Прошелестел ветер — союзник солнца, посланный для просушки мокрой планеты, в ущельях задвигался убегающий туман и высох прямо на глазах.
А солнце заглянуло во все уголки леса, отыскало в чащобе Самура с волчонком, и бело-чёрная шерсть их задымилась, просыхая. Самур потянулся, волчонок чмокнул во сне и вдруг открыл глаза, явно не соображая, где он и что с ним.
Минуту спустя он уже шагал сбоку Самура и зевал на ходу, спотыкаясь о неровности почвы.
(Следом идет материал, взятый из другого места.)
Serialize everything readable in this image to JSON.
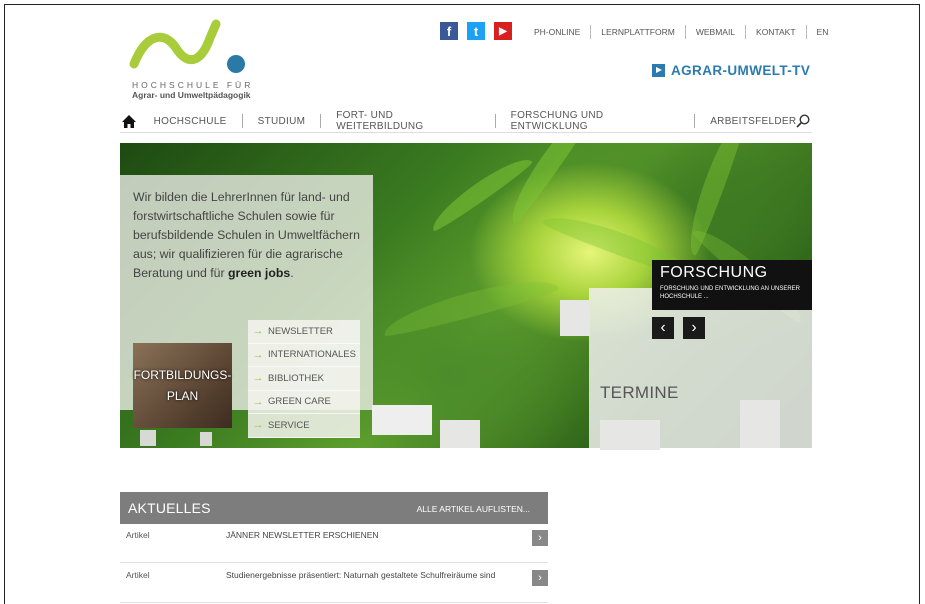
{
  "logo": {
    "line1": "HOCHSCHULE FÜR",
    "line2": "Agrar- und Umweltpädagogik",
    "colors": {
      "green": "#a8cc3a",
      "blue": "#2a7aa8"
    }
  },
  "social": [
    {
      "name": "facebook-icon",
      "glyph": "f",
      "color": "#3b5998"
    },
    {
      "name": "twitter-icon",
      "glyph": "t",
      "color": "#1da1f2"
    },
    {
      "name": "youtube-icon",
      "glyph": "▶",
      "color": "#d92020"
    }
  ],
  "toplinks": [
    "PH-ONLINE",
    "LERNPLATTFORM",
    "WEBMAIL",
    "KONTAKT",
    "EN"
  ],
  "agrartv": "AGRAR-UMWELT-TV",
  "nav": {
    "items": [
      "HOCHSCHULE",
      "STUDIUM",
      "FORT- UND WEITERBILDUNG",
      "FORSCHUNG UND ENTWICKLUNG",
      "ARBEITSFELDER"
    ]
  },
  "hero": {
    "intro_prefix": "Wir bilden die LehrerInnen für land- und forstwirtschaftliche Schulen sowie für berufsbildende Schulen in Umweltfächern aus; wir qualifizieren für die agrarische Beratung und für ",
    "intro_bold": "green jobs",
    "intro_suffix": ".",
    "fortbildung_line1": "FORTBILDUNGS-",
    "fortbildung_line2": "PLAN",
    "quicklinks": [
      "NEWSLETTER",
      "INTERNATIONALES",
      "BIBLIOTHEK",
      "GREEN CARE",
      "SERVICE"
    ],
    "forschung_title": "FORSCHUNG",
    "forschung_sub": "FORSCHUNG UND ENTWICKLUNG AN UNSERER HOCHSCHULE ...",
    "prev": "‹",
    "next": "›",
    "termine": "TERMINE"
  },
  "news": {
    "title": "AKTUELLES",
    "all_link": "ALLE ARTIKEL AUFLISTEN...",
    "rows": [
      {
        "kind": "Artikel",
        "text": "JÄNNER NEWSLETTER ERSCHIENEN"
      },
      {
        "kind": "Artikel",
        "text": "Studienergebnisse präsentiert: Naturnah gestaltete Schulfreiräume sind"
      }
    ]
  }
}
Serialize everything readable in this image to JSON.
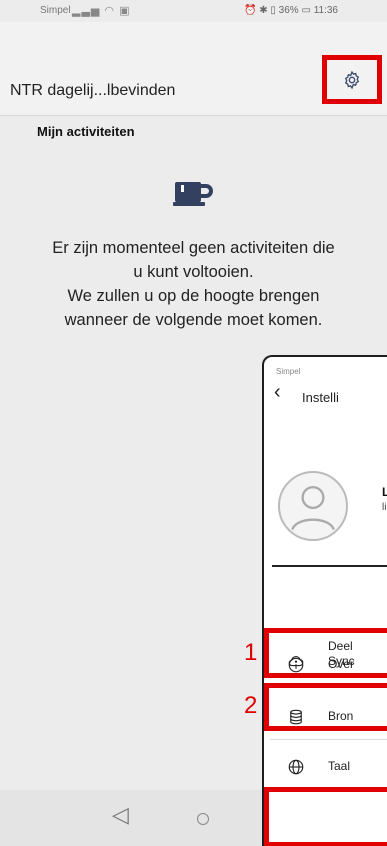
{
  "statusbar": {
    "carrier": "Simpel",
    "right": "⏰ ✱ ▯ 36% ▭ 11:36"
  },
  "appbar": {
    "title": "NTR dagelij...lbevinden",
    "settings_icon": "gear-icon"
  },
  "main": {
    "section_title": "Mijn activiteiten",
    "empty_icon": "coffee-cup-icon",
    "empty_lines": [
      "Er zijn momenteel geen activiteiten die",
      "u kunt voltooien.",
      "We zullen u op de hoogte brengen",
      "wanneer de volgende moet komen."
    ]
  },
  "navbar": {
    "back_icon": "nav-back-icon",
    "home_icon": "nav-home-icon"
  },
  "overlay": {
    "status": "Simpel",
    "title": "Instelli",
    "profile": {
      "name": "L",
      "email": "li"
    },
    "rows": {
      "share": {
        "label_line1": "Deel",
        "label_line2": "Sync",
        "icon": "cloud-icon"
      },
      "over": {
        "label": "Over",
        "icon": "info-icon"
      },
      "bron": {
        "label": "Bron",
        "icon": "database-icon"
      },
      "taal": {
        "label": "Taal",
        "icon": "globe-icon"
      }
    }
  },
  "highlights": {
    "num1": "1",
    "num2": "2"
  },
  "colors": {
    "highlight": "#e00000",
    "accent": "#3b4a6b"
  }
}
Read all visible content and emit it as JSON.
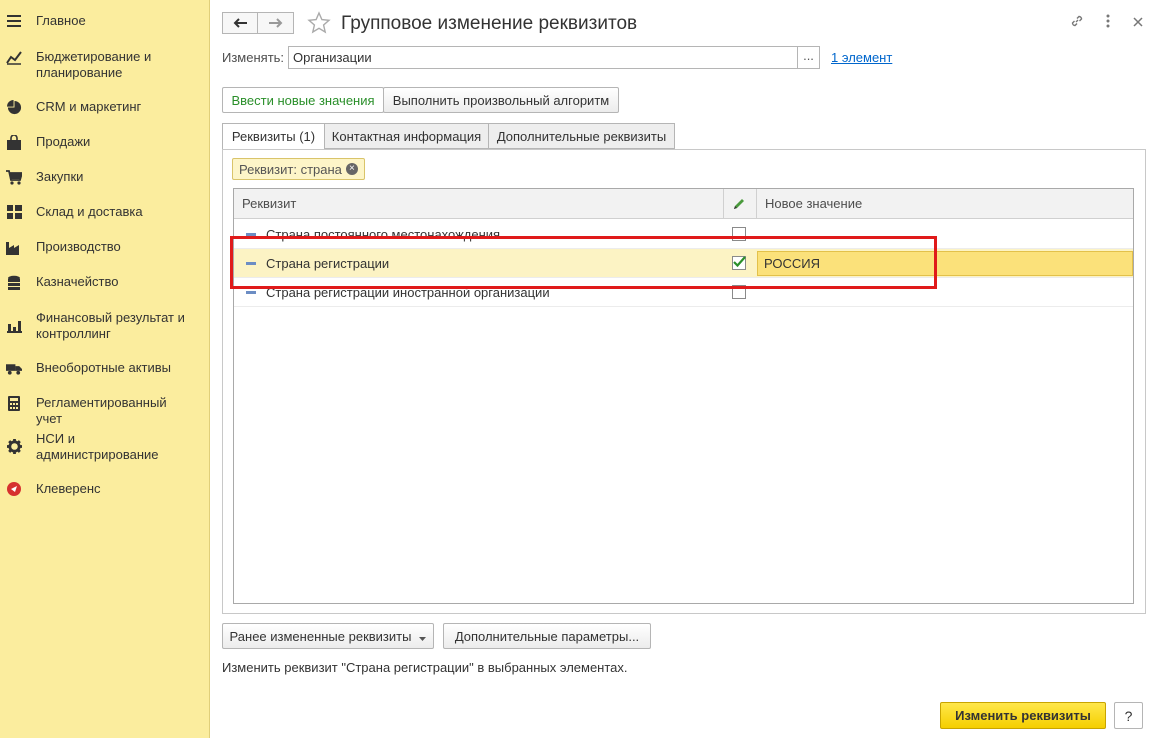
{
  "sidebar": {
    "items": [
      {
        "label": "Главное",
        "icon": "menu-icon"
      },
      {
        "label": "Бюджетирование и планирование",
        "icon": "budget-chart-icon"
      },
      {
        "label": "CRM и маркетинг",
        "icon": "pie-chart-icon"
      },
      {
        "label": "Продажи",
        "icon": "shopping-bag-icon"
      },
      {
        "label": "Закупки",
        "icon": "cart-icon"
      },
      {
        "label": "Склад и доставка",
        "icon": "warehouse-icon"
      },
      {
        "label": "Производство",
        "icon": "factory-icon"
      },
      {
        "label": "Казначейство",
        "icon": "coins-icon"
      },
      {
        "label": "Финансовый результат и контроллинг",
        "icon": "bar-chart-icon"
      },
      {
        "label": "Внеоборотные активы",
        "icon": "truck-icon"
      },
      {
        "label": "Регламентированный учет",
        "icon": "calculator-icon"
      },
      {
        "label": "НСИ и администрирование",
        "icon": "gear-icon"
      },
      {
        "label": "Клеверенс",
        "icon": "cleverence-icon"
      }
    ]
  },
  "header": {
    "title": "Групповое изменение реквизитов",
    "back_icon": "arrow-left-icon",
    "forward_icon": "arrow-right-icon",
    "favorite_icon": "star-icon",
    "link_icon": "link-icon",
    "more_icon": "more-vertical-icon",
    "close_icon": "close-icon"
  },
  "change_field": {
    "label": "Изменять:",
    "value": "Организации",
    "select_btn": "...",
    "count_link": "1 элемент"
  },
  "mode_buttons": {
    "new_values": "Ввести новые значения",
    "algorithm": "Выполнить произвольный алгоритм"
  },
  "tabs": [
    {
      "label": "Реквизиты (1)",
      "active": true
    },
    {
      "label": "Контактная информация",
      "active": false
    },
    {
      "label": "Дополнительные реквизиты",
      "active": false
    }
  ],
  "filter": {
    "label": "Реквизит: страна"
  },
  "grid": {
    "columns": {
      "attribute": "Реквизит",
      "edit_icon": "pencil-icon",
      "new_value": "Новое значение"
    },
    "rows": [
      {
        "name": "Страна постоянного местонахождения",
        "checked": false,
        "value": ""
      },
      {
        "name": "Страна регистрации",
        "checked": true,
        "value": "РОССИЯ"
      },
      {
        "name": "Страна регистрации иностранной организации",
        "checked": false,
        "value": ""
      }
    ]
  },
  "bottom": {
    "previous_btn": "Ранее измененные реквизиты",
    "params_btn": "Дополнительные параметры...",
    "status_text": "Изменить реквизит \"Страна регистрации\" в выбранных элементах.",
    "apply_btn": "Изменить реквизиты",
    "help_btn": "?"
  },
  "colors": {
    "sidebar_bg": "#fbed9e",
    "selected_row": "#fcf3c4",
    "value_cell": "#fbe17a",
    "primary_btn": "#f5cf00",
    "highlight_box": "#e01a1a",
    "link": "#0066cc"
  }
}
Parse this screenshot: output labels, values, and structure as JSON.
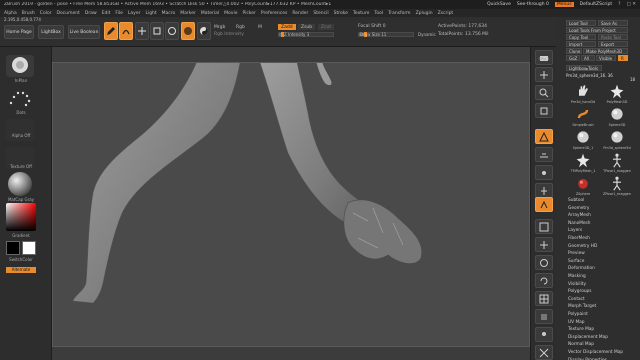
{
  "titlebar": {
    "title": "ZBrush 2019 · golden - pose  • Free Mem 58.853GB • Active Mem 1693 • Scratch Disk 50 • Timer△0.002 • PolyCount▸177.632 KP • MeshCount▸1",
    "quicksave": "QuickSave",
    "see_through": "See-through 0",
    "menus_label": "Menus",
    "script": "DefaultZScript"
  },
  "menubar": [
    "Alpha",
    "Brush",
    "Color",
    "Document",
    "Draw",
    "Edit",
    "File",
    "Layer",
    "Light",
    "Macro",
    "Marker",
    "Material",
    "Movie",
    "Picker",
    "Preferences",
    "Render",
    "Stencil",
    "Stroke",
    "Texture",
    "Tool",
    "Transform",
    "Zplugin",
    "Zscript"
  ],
  "shelf": {
    "coords": "2.195,0.458,0.774",
    "home_page": "Home Page",
    "lightbox": "LightBox",
    "live_boolean": "Live Boolean",
    "edit": "Edit",
    "draw": "Draw",
    "move": "Move",
    "scale": "Scale",
    "rotate": "Rotate",
    "mrgb": "Mrgb",
    "rgb": "Rgb",
    "m": "M",
    "zadd": "Zadd",
    "zsub": "Zsub",
    "zcut": "Zcut",
    "rgb_intensity": "Rgb Intensity",
    "z_intensity": "Z Intensity 3",
    "focal_shift": "Focal Shift 0",
    "draw_size": "Draw Size 11",
    "dynamic": "Dynamic",
    "active_points": "ActivePoints: 177,634",
    "total_points": "TotalPoints: 13.756 Mil",
    "z_intensity_level": 0.03,
    "draw_size_level": 0.1
  },
  "lefttray": {
    "brush": "InPlan",
    "stroke": "Dots",
    "alpha": "Alpha Off",
    "texture": "Texture Off",
    "material": "MatCap Gray",
    "gradient": "Gradient",
    "switch_color": "SwitchColor",
    "alternate": "Alternate"
  },
  "rightcol": {
    "bpr": "BPR",
    "spix": "SPix 3",
    "scroll": "Scroll",
    "zoom": "Zoom",
    "actual": "Actual",
    "aahalf": "AAHalf",
    "persp": "Persp",
    "floor": "Floor",
    "local": "Local",
    "lsym": "L.Sym",
    "xyz": "Gxyz",
    "frame": "Frame",
    "move": "Move",
    "zoom3d": "Zoom3D",
    "rotate": "Rotate",
    "line_fill": "Line Fill",
    "polyf": "PolyF",
    "transp": "Transp",
    "ghost": "Ghost",
    "solo": "Solo",
    "xpose": "Xpose"
  },
  "palette": {
    "load_tool": "Load Tool",
    "save_as": "Save As",
    "load_tools_from_project": "Load Tools From Project",
    "copy_tool": "Copy Tool",
    "paste_tool": "Paste Tool",
    "import": "Import",
    "export": "Export",
    "clone": "Clone",
    "make_polymesh3d": "Make PolyMesh3D",
    "goz": "GoZ",
    "all": "All",
    "visible": "Visible",
    "r": "R",
    "lightbox_tools": "Lightbox▸Tools",
    "current_tool": "Pm3d_sphere3d_16. 36",
    "count": "18",
    "r_label": "R",
    "thumbs": [
      {
        "name": "Pm3d_hand3d",
        "icon": "hand-icon"
      },
      {
        "name": "PolyMesh3D",
        "icon": "polymesh-star-icon"
      },
      {
        "name": "SimpleBrush",
        "icon": "simplebrush-icon"
      },
      {
        "name": "Sphere3D",
        "icon": "sphere-icon"
      },
      {
        "name": "Sphere3D_1",
        "icon": "sphere-icon"
      },
      {
        "name": "Pm3d_sphere3d",
        "icon": "sphere-icon"
      },
      {
        "name": "TMPolyMesh_1",
        "icon": "polymesh-star-icon"
      },
      {
        "name": "TPose1_maggen",
        "icon": "figure-icon"
      },
      {
        "name": "ZSphere",
        "icon": "zsphere-icon"
      },
      {
        "name": "ZPose1_maggen",
        "icon": "figure-icon"
      }
    ],
    "subpalettes": [
      "Subtool",
      "Geometry",
      "ArrayMesh",
      "NanoMesh",
      "Layers",
      "FiberMesh",
      "Geometry HD",
      "Preview",
      "Surface",
      "Deformation",
      "Masking",
      "Visibility",
      "Polygroups",
      "Contact",
      "Morph Target",
      "Polypaint",
      "UV Map",
      "Texture Map",
      "Displacement Map",
      "Normal Map",
      "Vector Displacement Map",
      "Display Properties"
    ]
  },
  "colors": {
    "accent": "#e98b2c",
    "background": "#2b2b2b",
    "viewport": "#4a4a4a",
    "model": "#8a8a8a"
  }
}
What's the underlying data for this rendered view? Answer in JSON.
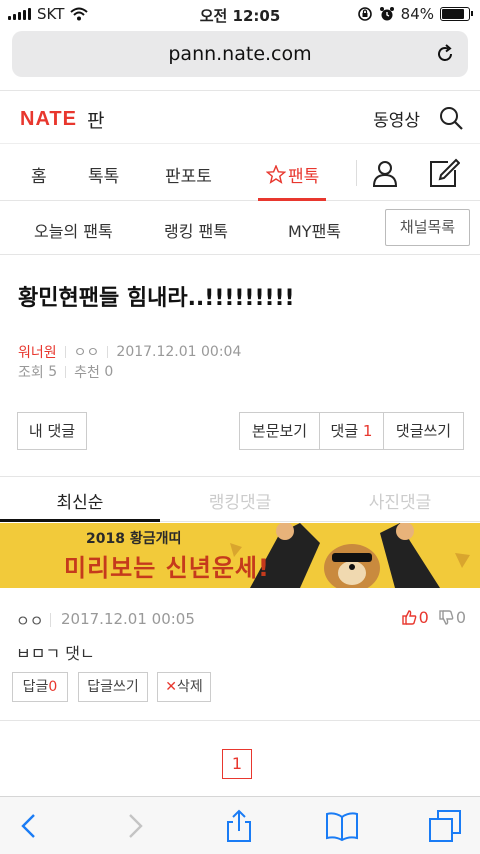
{
  "status_bar": {
    "carrier": "SKT",
    "time": "오전 12:05",
    "battery": "84%",
    "battery_level": 0.84
  },
  "browser": {
    "url": "pann.nate.com"
  },
  "header": {
    "logo": "NATE",
    "logo_sub": "판",
    "video_link": "동영상"
  },
  "main_nav": {
    "items": [
      "홈",
      "톡톡",
      "판포토",
      "팬톡"
    ],
    "active_index": 3
  },
  "sub_nav": {
    "items": [
      "오늘의 팬톡",
      "랭킹 팬톡",
      "MY팬톡"
    ],
    "channel_list": "채널목록"
  },
  "post": {
    "title": "황민현팬들 힘내라..!!!!!!!!!",
    "author": "워너원",
    "nickname": "ㅇㅇ",
    "date": "2017.12.01 00:04",
    "views_label": "조회",
    "views": "5",
    "recommend_label": "추천",
    "recommend": "0"
  },
  "actions": {
    "my_comments": "내 댓글",
    "view_body": "본문보기",
    "comments_label": "댓글",
    "comments_count": "1",
    "write_comment": "댓글쓰기"
  },
  "comment_tabs": [
    "최신순",
    "랭킹댓글",
    "사진댓글"
  ],
  "banner": {
    "year_text": "2018 황금개띠",
    "main_text": "미리보는 신년운세!"
  },
  "comments": [
    {
      "author": "ㅇㅇ",
      "date": "2017.12.01 00:05",
      "likes": "0",
      "dislikes": "0",
      "body": "ㅂㅁㄱ 댓ㄴ",
      "reply_label": "답글",
      "reply_count": "0",
      "write_reply": "답글쓰기",
      "delete_label": "삭제"
    }
  ],
  "pagination": {
    "current": "1"
  },
  "colors": {
    "accent": "#e8372e",
    "banner_bg": "#f2ca3a",
    "ios_blue": "#1a7cf5"
  }
}
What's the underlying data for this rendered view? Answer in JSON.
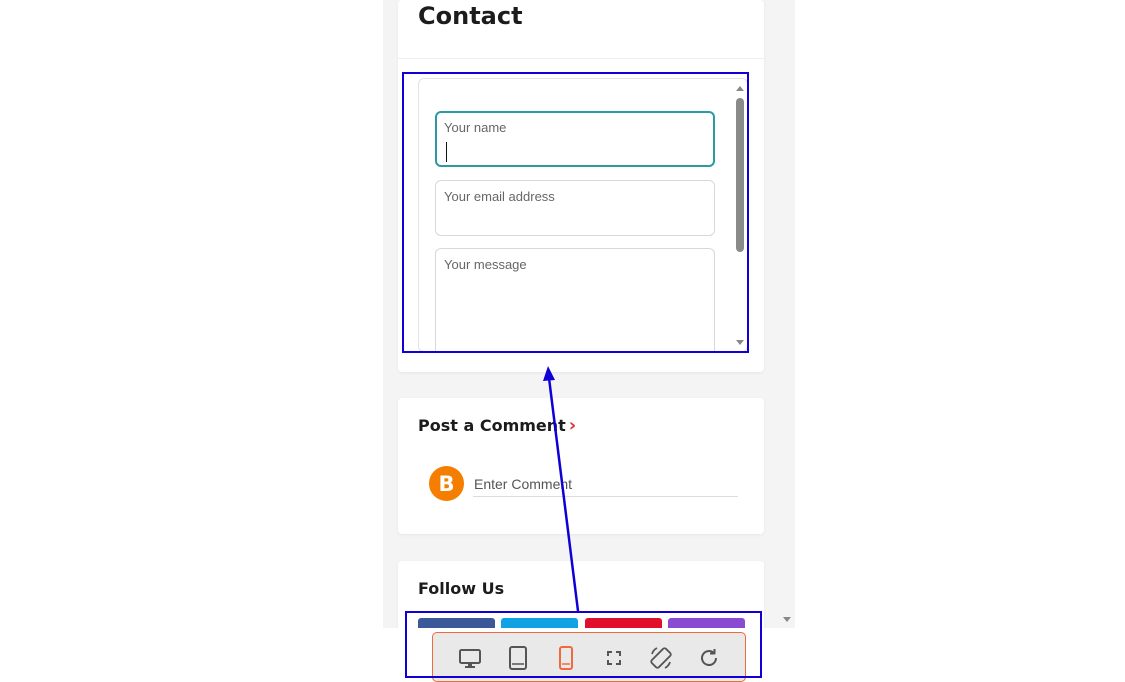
{
  "contact": {
    "title": "Contact",
    "name_placeholder": "Your name",
    "email_placeholder": "Your email address",
    "message_placeholder": "Your message"
  },
  "comment_section": {
    "title": "Post a Comment",
    "chevron": "›",
    "avatar_icon": "blogger-icon",
    "avatar_glyph": "B",
    "input_placeholder": "Enter Comment"
  },
  "follow_section": {
    "title": "Follow Us",
    "social_buttons": [
      {
        "name": "social-button-1",
        "color": "#3b5998"
      },
      {
        "name": "social-button-2",
        "color": "#0fa3e6"
      },
      {
        "name": "social-button-3",
        "color": "#e0102d"
      },
      {
        "name": "social-button-4",
        "color": "#8a4bd2"
      }
    ]
  },
  "device_toolbar": {
    "buttons": [
      {
        "icon": "desktop-icon",
        "active": false
      },
      {
        "icon": "tablet-icon",
        "active": false
      },
      {
        "icon": "mobile-icon",
        "active": true
      },
      {
        "icon": "fullscreen-icon",
        "active": false
      },
      {
        "icon": "rotate-icon",
        "active": false
      },
      {
        "icon": "reload-icon",
        "active": false
      }
    ],
    "active_color": "#ef6a3c",
    "icon_color": "#555555"
  },
  "annotations": {
    "color": "#0f00d6"
  }
}
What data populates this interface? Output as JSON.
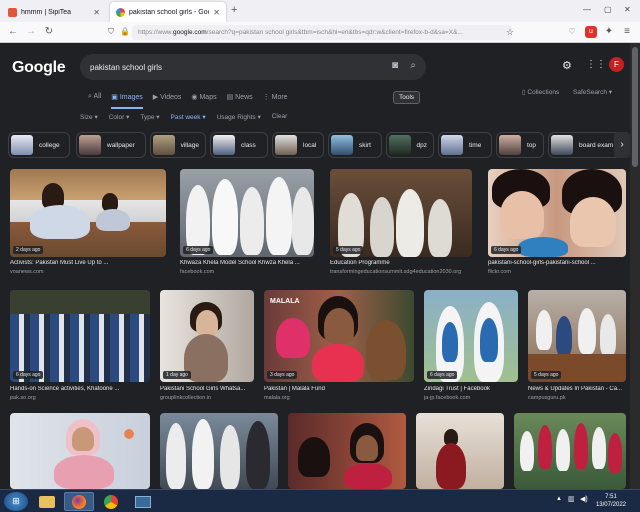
{
  "browser": {
    "tabs": [
      {
        "title": "hmmm | SipiTea",
        "active": false
      },
      {
        "title": "pakistan school girls - Google S",
        "active": true
      }
    ],
    "new_tab": "+",
    "url_prefix": "https://www.",
    "url_host": "google.com",
    "url_path": "/search?q=pakistan school girls&tbm=isch&hl=en&tbs=qdr:w&client=firefox-b-d&sa=X&..."
  },
  "google": {
    "logo": "Google",
    "query": "pakistan school girls",
    "avatar_letter": "F",
    "tabs": [
      "All",
      "Images",
      "Videos",
      "Maps",
      "News",
      "More"
    ],
    "active_tab": "Images",
    "tools": "Tools",
    "collections": "Collections",
    "safesearch": "SafeSearch",
    "filters": [
      "Size",
      "Color",
      "Type",
      "Past week",
      "Usage Rights",
      "Clear"
    ],
    "active_filter": "Past week"
  },
  "chips": [
    "college",
    "wallpaper",
    "village",
    "class",
    "local",
    "skirt",
    "dpz",
    "time",
    "top",
    "board exam"
  ],
  "results": [
    {
      "badge": "2 days ago",
      "title": "Activists: Pakistan Must Live Up to ...",
      "source": "voanews.com"
    },
    {
      "badge": "6 days ago",
      "title": "Khwaza Khela Model School Khwza Khela ...",
      "source": "facebook.com"
    },
    {
      "badge": "5 days ago",
      "title": "Education Programme",
      "source": "transformingeducationsummit.sdg4education2030.org"
    },
    {
      "badge": "6 days ago",
      "title": "pakistani-school-girls-pakistani-school ...",
      "source": "flickr.com"
    },
    {
      "badge": "6 days ago",
      "title": "Hands-on Science activities, Khatoone ...",
      "source": "pak.so.org"
    },
    {
      "badge": "1 day ago",
      "title": "Pakistani School Girls Whatsa...",
      "source": "grouplinkcollection.in"
    },
    {
      "badge": "3 days ago",
      "title": "Pakistan | Malala Fund",
      "source": "malala.org"
    },
    {
      "badge": "6 days ago",
      "title": "Zindagi Trust | Facebook",
      "source": "ja-jp.facebook.com"
    },
    {
      "badge": "5 days ago",
      "title": "News & Updates In Pakistan - Ca...",
      "source": "campusguru.pk"
    },
    {
      "badge": "",
      "title": "",
      "source": ""
    },
    {
      "badge": "",
      "title": "",
      "source": ""
    },
    {
      "badge": "",
      "title": "",
      "source": ""
    },
    {
      "badge": "",
      "title": "",
      "source": ""
    },
    {
      "badge": "",
      "title": "",
      "source": ""
    }
  ],
  "watermark_text": "MALALA",
  "taskbar": {
    "time": "7:51",
    "date": "13/07/2022"
  },
  "colors": {
    "accent": "#8ab4f8",
    "page_bg": "#202124",
    "avatar": "#c5221f"
  }
}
Скоро он опять заскулил от голода, а Самур не только не предложил ему поесть, но почему-то ещё больше заспешил.
Они шли не по той ровной и открытой дороге, которую люди проложили для себя вдоль реки, а обочь её, метров на сто выше, через лес, и если для взрослого овчара такая дорога была привычной, то волчонку она доставляла множество неприятностей. Он как мог спешил за отцом, ужасно боялся отстать. Колючки царапали нежную шубку, острые камни больно впивались в неокрепшие лапы, холодная вода на пути заставляла вздрагивать, а тут ещё пустой желудок требовал пищи, которую отец, видимо, не мог достать.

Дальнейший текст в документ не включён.